Hi, thank you kindly for your response. I have tried some more things in light of your comments, and I’m starting to think that I’m dealing with multiple problems. Let me first provide a minimally reduced version of the code. In C++ I have the wrappers

extern "C" {
  void* init_rng(int n_threads, int seed);

  double runif_par(void* rng_ptr, int i_thread);

void* init_rng(int n_threads, int seed) {
  using rng_state_type = dust::random::generator<double>;
  void* rng_ptr = (void*) new dust::random::prng<rng_state_type>(n_threads, seed);

double runif_par(void* rng_ptr, int i_thread) {
  using rng_state_type = dust::random::generator<double>;
  using prng = dust::random::prng<rng_state_type>;
  prng* rng_ptr_ = static_cast<prng*>(rng_ptr);
  auto& state = rng_ptr_->state(i_thread);
  double sample = dust::random::random_real<double>(state);

I put the Fortran interface in a module which I include in the main business code:

module interface

   use, intrinsic :: iso_c_binding

   implicit none

      function init_rng(n_threads, seed) result(res) bind(c)
         integer(c_int), value :: seed
         integer(c_int), value :: n_threads
         type(c_ptr) :: res
      end function init_rng

      function runif_par(rng, i_thread) result(sample) bind(c)
         type(c_ptr), value :: rng
         integer(c_int), value :: i_thread
         real(c_double) :: sample
      end function runif_par

Now the main loop does something like this:

      n_threads = init_omp() ! Some setup to determine number of threads to use.
      rng = init_rng(n_threads, 42)  ! Second argument is seed.

      !$omp parallel do num_threads(n_threads) private(array) schedule(dynamic, 25)
      do i_sim = 1, n_config
         i_thread = omp_get_thread_num()
         array = 0
         call internal_subroutine(array)
     end do

Here internal_subroutine does some the heavy lifting involving calculations which call the RNG functions. I’ve also written a test routine which simply generates uniform samples on each thread and checks whether there are any duplicates (i.e. whether the random number generation works well).

Now, what I’ve found since posting the original question is that the RNG works if I add an additional step which manually updates the internal state. To be precise, the state variable in runif_par is updated inside the C++ library code by calling next each time a draw is made. If I manually add a call to next inside the wrapper, then it works without problem. So it seems that there is some lag which causes the next call from the Fortran to access the state before it’s updated (which is very odd).

Something else which came up and might be related: if I initialise the array in the parallel OMP loop to 0 and print out its values after the call to internal_subroutine, then it sometimes happens that I get 0 (which should never happen since internal_subroutine raises an exception in that case). I’m beginning to think it’s illegal to dynamically allocate memory inside a parallel do, could this be the problem?

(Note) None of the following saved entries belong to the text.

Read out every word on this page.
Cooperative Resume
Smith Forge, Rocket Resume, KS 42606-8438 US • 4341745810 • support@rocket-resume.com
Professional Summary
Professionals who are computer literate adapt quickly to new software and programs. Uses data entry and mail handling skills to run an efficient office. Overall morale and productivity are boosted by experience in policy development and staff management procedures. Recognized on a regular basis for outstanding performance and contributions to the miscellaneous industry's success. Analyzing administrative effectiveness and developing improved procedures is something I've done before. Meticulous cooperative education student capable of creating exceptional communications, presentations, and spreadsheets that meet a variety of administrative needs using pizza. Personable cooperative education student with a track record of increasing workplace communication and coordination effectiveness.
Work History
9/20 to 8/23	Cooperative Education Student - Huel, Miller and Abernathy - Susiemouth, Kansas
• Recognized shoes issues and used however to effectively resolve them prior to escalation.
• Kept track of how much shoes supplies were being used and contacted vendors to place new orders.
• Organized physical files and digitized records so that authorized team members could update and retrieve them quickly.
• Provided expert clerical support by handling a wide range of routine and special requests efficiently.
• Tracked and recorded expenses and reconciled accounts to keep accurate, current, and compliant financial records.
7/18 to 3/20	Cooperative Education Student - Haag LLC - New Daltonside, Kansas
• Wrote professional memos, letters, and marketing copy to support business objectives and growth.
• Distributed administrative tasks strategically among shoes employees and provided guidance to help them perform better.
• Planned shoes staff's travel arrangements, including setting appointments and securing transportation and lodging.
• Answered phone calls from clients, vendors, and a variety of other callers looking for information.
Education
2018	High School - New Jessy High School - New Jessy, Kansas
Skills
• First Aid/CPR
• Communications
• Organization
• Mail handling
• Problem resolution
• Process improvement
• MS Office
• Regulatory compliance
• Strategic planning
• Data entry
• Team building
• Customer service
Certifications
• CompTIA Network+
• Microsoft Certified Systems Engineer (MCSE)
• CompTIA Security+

Unfortunately, I am not sure.

Could you try what happens if you replace array by a 2D array with the dimension (n, n_threads)
that is allocated outside of the loop and instead of accessing array(n), you access array(:, i_thread)
within the loop? I assume n is defined somewhere outside of the code shown here.

The following code was able to compile fine (and give plausible results) for both gfortran and ifort:

 program private_checker
  implicit none
  real, dimension(:), allocatable:: array
  integer:: counter
  !$omp parallel do private(array) schedule(dynamic)
  do counter=1,100
     call random_number(array)
     write(*,*) counter, sum(array)
  end do
end program private_checker

I know that you are do not use the default RNG, this was just for demonstration purposes.
I remember that the RNG included in early versions of gfortran was not thread-save (now it is). So maybe
it is useful to check again, whether there could be problems with parallelization like global variables.
According to your comment seems not be the case for C++, but maybe the mechanisms that prevent these problems do not work properly when mixing the languages (the last two sentences are only speculation).